Spotlight On Growth Momentum

May 23, 2024

Spotlight On Growth Momentum

  • The May PMI readings for the US, EU, and UK will determine if growth traction is shifting against the US.
  • The FOMC May meeting minutes were on the hawkish side.
  • The ECB Q1 indicator of negotiated wage rate will shape ECB easing expectations beyond June.

USD is holding on to most of yesterday’s gains. The FOMC May meeting minutes were on the hawkish side and highlights the higher-for-longer policy rate environment. Participants “assessed that it would take longer than previously anticipated for them to gain greater confidence that inflation was moving sustainably toward 2%”. Moreover, “many participants commented on their uncertainty about the degree of restrictiveness”.

Interestingly, participants discussed three options: (i) Maintaining the current restrictive policy stance for longer should inflation not show signs of moving sustainably toward 2%. (ii) Reducing policy restraint in the event of an unexpected weakening in labor market conditions. (iii) Tighten policy further should risks to inflation materialize.

The persistence of the recent USD upswing will largely be driven by today’s May PMI readings for the US, EU, and UK. The PMI prints will determine if economic growth momentum is indeed shifting from the US towards other major economies. If so, bond yield spreads between the US and other major economies can narrow further against USD. Otherwise, USD can find a firmer footing.

The Eurozone HCOB preliminary composite PMI is expected to rise three ticks to 52.0 (9:00am London). France and Germany’s PMIs are released earlier (8:15am and 8:30am London, respectively). The UK S&P Global preliminary composite PMI is projected to fall a tick to 54.0 (9:30am London). The US S&P Global preliminary composite PMI is forecast to fall a tick to 51.2 (2:45pm London).

The US weekly initial jobless claims (1:30pm London) and Kansas City Fed manufacturing activity index (4:00pm London) are also noteworthy. Initial claims will be for the BLS survey week (non-farm payrolls report) containing the 12th of the month.

EUR will partly be guided by the ECB Q1 indicator of negotiated wage rate. Annual pay growth is projected to ease further in Q1 after hitting 4.5% in Q4 2023 and a multi-decade high of 4.7% in Q3 2023. The extent of the slowdown in Eurozone wage growth will shape ECB easing expectations beyond June.

GBP largely ignored yesterday’s surprise announcement by UK Prime Minister Rishi Sunak to call a general election for July 4. Most political observers expected Sunak to wait until the autumn or even January to announce a general election.
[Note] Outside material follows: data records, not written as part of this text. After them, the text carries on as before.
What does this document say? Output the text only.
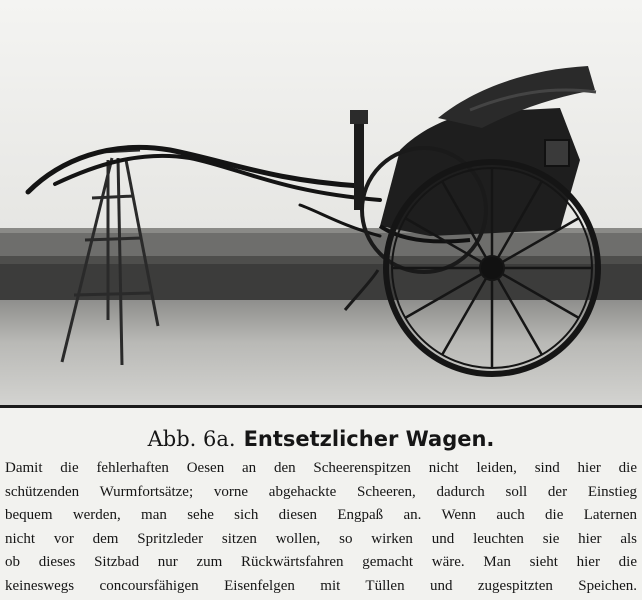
Abb. 6a. Entsetzlicher Wagen.
Damit die fehlerhaften Oesen an den Scheerenspitzen nicht leiden, sind hier die
schützenden Wurmfortsätze; vorne abgehackte Scheeren, dadurch soll der Einstieg
bequem werden, man sehe sich diesen Engpaß an. Wenn auch die Laternen
nicht vor dem Spritzleder sitzen wollen, so wirken und leuchten sie hier als
ob dieses Sitzbad nur zum Rückwärtsfahren gemacht wäre. Man sieht hier die
keineswegs concoursfähigen Eisenfelgen mit Tüllen und zugespitzten Speichen.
Regardless, the polls are heavily skewed in favour of the Labour Party. According to a Bloomberg survey of investors, a Labour-led government would be the best result for stocks and the pound.

NZD is firm versus most major currencies. New Zealand retail sales volume unexpectedly rose 0.5% q/q in Q1 (consensus: -0.3%) after falling -1.8% q/q in Q4 2023. This was also the first increase in retail activity since Q4 2021. Nonetheless, the deterioration in consumer confidence is not consistent with a sustained recovery in household spending. The ANZ-Roy Morgan consumer confidence index fell in April to an eleven-month low at 82.1 in April. The reading for May is released later today (11:00pm London).

AUD/USD is consolidating above yesterday’s lows. Australia data released overnight validates the RBA’s neutral policy bias. The composite PMI fell four ticks to 52.6 in May but remains firmly in expansionary territory. Meanwhile, consumer inflation expectations over the next 12 months dropped to 4.1% in May, the lowest since August 2021.

USD/JPY brushed off Japan’s improving economic outlook. The compositive PMI rose a tick to 52.4, the highest since August 2023. Nevertheless, the bar for an aggressive Bank of Japan tightening cycle is high because underlying inflation is in a firm downtrend. Japan’s April national CPI comes out tomorrow (00:30am London). Headline is expected to ease three ticks to 2.4% y/y, while core (ex-fresh food) is expected to fall four ticks to 2.2% y/. Core ex-energy is expected to fall five ticks to 2.4% y/y.